Olinga Tahzib assesses the impact of the Iran Tribunal in promoting a culture of human rights in Iran.
The mass killings of 20,000 political prisoners by the government of Iran in the 1980s went largely unnoticed in western circles. Comparable massacres during a similar period – the Gukurahundi killings in Zimbabwe, for example – received by contrast wide reportage. Most of those executed in Iran were students, liberals, prisoners of conscience. They were tortured and hung from cranes, invariably after unfair trials. The female prisoners were raped and the victims buried in mass graves.
The current regime in Iran refuses to acknowledge the killings. International law, too, has failed the victims. The ICC stands powerless to intervene given the temporal limits on its jurisdiction. And Iran’s allies in the Human Rights Council have blocked attempts to get the United Nations to investigate the killings. The families of those murdered have had no opportunity for justice and legal redress. This problem is not solely retrospective: without accountability for past crimes, it will be difficult to build a culture of human rights and rule of law in Iran.
So, where to turn when formal courts fail? Five years on, there are lessons to be learnt from the Iran Tribunal, an international people’s court developed to investigate the killings. Founded in 2007 and based on the private tribunal established by Russell and Sartre in the 1960’s to investigate the US war record in Vietnam, the Iran Tribunal represents the first full-scale judicial investigation and documentation of the massacres. It proceeded in two stages. In June 2012, a Truth Commission – comprised of eminent jurists from around the world – convened in London to hear witness testimonies. Thousands watched as the sessions were broadcast online. The second phase took place in The Hague in October. Here, a Tribunal investigated the findings of the Commission and, after hearing further testimony, passed judgement. The conclusions involved no surprises: it was alleged that widespread and substantial violations of human rights took place between 1981 and 1988; these were committed “within the walls of state institutions and on direct instruction of state officials”; in sum, the violations were devised, instigated and executed by a single central body and as such the Islamic Republic of Iran was the only authority responsible for the acts.

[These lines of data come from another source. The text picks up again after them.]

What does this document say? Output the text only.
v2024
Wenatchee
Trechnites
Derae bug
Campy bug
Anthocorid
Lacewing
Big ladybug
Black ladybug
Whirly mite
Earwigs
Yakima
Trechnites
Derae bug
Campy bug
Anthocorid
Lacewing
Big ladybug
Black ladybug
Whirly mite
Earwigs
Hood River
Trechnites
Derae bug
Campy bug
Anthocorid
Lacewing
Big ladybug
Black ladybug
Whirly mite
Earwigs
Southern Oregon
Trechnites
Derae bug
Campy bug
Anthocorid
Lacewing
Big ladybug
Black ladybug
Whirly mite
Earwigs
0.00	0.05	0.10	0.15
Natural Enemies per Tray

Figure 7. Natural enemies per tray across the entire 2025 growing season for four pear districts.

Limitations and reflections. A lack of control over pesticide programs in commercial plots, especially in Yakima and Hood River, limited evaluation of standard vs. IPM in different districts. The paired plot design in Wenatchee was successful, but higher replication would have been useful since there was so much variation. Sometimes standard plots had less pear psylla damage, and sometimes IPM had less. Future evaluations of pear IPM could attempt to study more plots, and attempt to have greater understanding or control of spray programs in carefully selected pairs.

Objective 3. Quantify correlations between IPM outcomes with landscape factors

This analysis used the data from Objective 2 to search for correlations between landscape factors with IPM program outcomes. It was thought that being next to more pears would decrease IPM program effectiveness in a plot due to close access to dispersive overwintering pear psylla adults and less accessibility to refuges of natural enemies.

And yet the government stands. The perpetrators of the crimes thrive within the current regime. They sit on the Iranian Supreme Court, in its parliaments and Cabinet.
But despite this apparent lack of justice, we should be careful not to be too quick to denounce the value of the Tribunal. It represents, in many ways, an instance of informal justice in a pre-transitional era and so it may take time for its fruits to become apparent. At the level of the individual, its effect will be cathartic; it is part of the process by which victims of these crimes can regain their humanity. The process of individual healing, set in motion by the Tribunal is a prerequisite of any future culture of human rights in Iran. At the international level, the Tribunal also served to capture attention and to gather facts that will aid official recognition of this forgotten tragedy of the 1980s. It puts the spotlight on a regime that is, increasingly, showing itself to be susceptible to the scrutiny of international opinion.
Olinga Tahzib is an aspiring public law barrister, currently a graduate student in Philosophy at Balliol College, Oxford. The OxHRH Blog welcomes Olinga to our team as our new Regional Correspondent for Iran.
I have no time for the abominable gangsters who call themselves the Government of Iran – but I cannot take seriously a self-appointed body with a selective agenda. In the Sixties and Seventies this “court” was asked to consider the cases of people murdered by the East German regime for trying to leave their own country, or rather the part of their country where they were living, and found reasons not to.